Elmar L. Kuhn

Fundstücke - Arnold Stadler


stadler.jpg

Dezember 2024

Arnold Stadler: Auf dem Weg nach Winterreute. Ein Ausflug in die Welt des Malers Jakob Bräckle. Salzburg-Wien: Jung und Jung, 2012.

Es war die Welt von heute, die ich beim Fahren über Land durch die leergeräumte Welt Oberschwabens sah, als wäre sie nun auch leergeräumt. „Leergeräumt“ waren freilich nur ihre Felder. Sonst war einiges dazugekommen, wie ich sah, denn leben muss der Mensch auch von etwas, ich weiß schon, aber vielleicht wäre es auch etwas anders gegangen: all die Umgehungsstraßen und die grauenerregend zersiedelten „Gewerbeparks“, die nun zur kleinsten Siedlung gehörten, mit ihren Solaranlagen, die aus jedem Dorf eine Dorfattrappe machten.

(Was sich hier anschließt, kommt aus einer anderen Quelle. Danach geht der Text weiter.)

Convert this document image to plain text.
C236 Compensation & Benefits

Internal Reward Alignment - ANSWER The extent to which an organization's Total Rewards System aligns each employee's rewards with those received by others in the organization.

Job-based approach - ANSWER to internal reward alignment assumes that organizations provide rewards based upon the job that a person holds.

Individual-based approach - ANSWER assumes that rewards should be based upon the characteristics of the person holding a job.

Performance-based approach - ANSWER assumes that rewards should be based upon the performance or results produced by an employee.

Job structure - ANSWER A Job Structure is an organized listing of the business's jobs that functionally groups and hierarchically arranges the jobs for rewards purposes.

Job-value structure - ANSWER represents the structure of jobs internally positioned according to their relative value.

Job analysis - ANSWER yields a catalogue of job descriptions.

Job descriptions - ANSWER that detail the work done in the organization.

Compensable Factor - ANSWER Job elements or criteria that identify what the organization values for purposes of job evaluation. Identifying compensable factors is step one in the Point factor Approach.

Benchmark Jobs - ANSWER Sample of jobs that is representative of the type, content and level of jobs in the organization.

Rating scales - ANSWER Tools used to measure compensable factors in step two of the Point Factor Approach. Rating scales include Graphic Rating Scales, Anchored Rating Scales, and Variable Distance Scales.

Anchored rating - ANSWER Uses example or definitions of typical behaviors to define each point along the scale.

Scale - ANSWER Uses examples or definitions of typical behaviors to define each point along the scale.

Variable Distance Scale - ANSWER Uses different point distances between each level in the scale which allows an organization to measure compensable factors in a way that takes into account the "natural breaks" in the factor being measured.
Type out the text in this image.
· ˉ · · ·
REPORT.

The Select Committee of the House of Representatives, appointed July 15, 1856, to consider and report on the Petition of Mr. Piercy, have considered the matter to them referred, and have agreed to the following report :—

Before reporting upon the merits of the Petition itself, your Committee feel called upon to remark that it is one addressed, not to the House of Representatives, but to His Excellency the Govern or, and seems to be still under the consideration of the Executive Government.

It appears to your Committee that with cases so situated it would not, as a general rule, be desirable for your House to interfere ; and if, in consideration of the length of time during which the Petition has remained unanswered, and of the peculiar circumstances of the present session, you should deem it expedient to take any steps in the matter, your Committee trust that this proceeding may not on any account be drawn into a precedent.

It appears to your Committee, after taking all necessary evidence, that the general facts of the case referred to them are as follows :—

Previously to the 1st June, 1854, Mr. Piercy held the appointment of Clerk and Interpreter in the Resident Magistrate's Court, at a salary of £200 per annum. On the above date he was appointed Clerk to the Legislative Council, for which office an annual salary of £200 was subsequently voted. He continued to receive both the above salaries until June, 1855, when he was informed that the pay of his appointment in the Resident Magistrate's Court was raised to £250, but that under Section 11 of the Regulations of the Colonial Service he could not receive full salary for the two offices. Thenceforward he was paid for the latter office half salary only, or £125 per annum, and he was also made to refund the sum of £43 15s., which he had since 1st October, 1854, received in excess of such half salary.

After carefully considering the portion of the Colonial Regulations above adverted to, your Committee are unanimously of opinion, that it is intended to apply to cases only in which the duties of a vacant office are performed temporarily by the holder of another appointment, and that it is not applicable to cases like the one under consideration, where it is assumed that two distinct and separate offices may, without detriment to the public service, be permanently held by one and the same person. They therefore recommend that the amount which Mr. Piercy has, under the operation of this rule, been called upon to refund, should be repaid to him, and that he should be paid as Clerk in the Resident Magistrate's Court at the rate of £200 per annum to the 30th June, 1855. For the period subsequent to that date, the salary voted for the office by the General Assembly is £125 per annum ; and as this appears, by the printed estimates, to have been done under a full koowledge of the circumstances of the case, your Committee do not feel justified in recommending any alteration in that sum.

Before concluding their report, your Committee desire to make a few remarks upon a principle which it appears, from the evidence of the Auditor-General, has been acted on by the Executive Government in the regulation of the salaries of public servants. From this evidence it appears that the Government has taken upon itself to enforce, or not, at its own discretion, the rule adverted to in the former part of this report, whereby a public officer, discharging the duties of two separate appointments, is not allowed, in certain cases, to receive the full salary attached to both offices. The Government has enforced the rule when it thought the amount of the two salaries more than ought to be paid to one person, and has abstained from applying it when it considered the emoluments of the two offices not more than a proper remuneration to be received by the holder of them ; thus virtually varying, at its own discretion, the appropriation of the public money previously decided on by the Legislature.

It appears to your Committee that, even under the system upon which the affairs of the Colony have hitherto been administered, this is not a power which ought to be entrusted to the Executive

Und die verlorenen, flurbereinigten Felder in „Ortsrandlage“ lagen da, als wären sie nun tatsächlich nichts anderes als für die Innovationsindustrie „ausgewiesene Fläche“ da, um für jede Brutalität ein Betätigungsfeld zu bieten. Und nun drohten der ganzen Gegend, die ich durchfahren hatte, auch noch die Windkraftmonster. Das schlechte Gewissen der Profiteure erklärte die in Aussicht gestellte Zerstörung zu einer ökologischen Heldentat. Die Menschen hier hatten sich sei den Bauernkriegen niemals wieder gewehrt. Da wurde also verfügt, was aus diesem Land werden soll. Es fanden sich vor Ort immer Verbündete, für jeden Irrsinn, mit dem Geld zu machen war. Die Menschen vor Ort mussten es büßen, die mit Schlagwörtern wie „Innovation“ traktiert wurden, welches das missliebig gewordene „Investition“ verdrängt hatte, so wie längst das Wort „arm“ aus dem Verkehr gezogen war von den Experten und durch „strukturschwach“ ersetzt. …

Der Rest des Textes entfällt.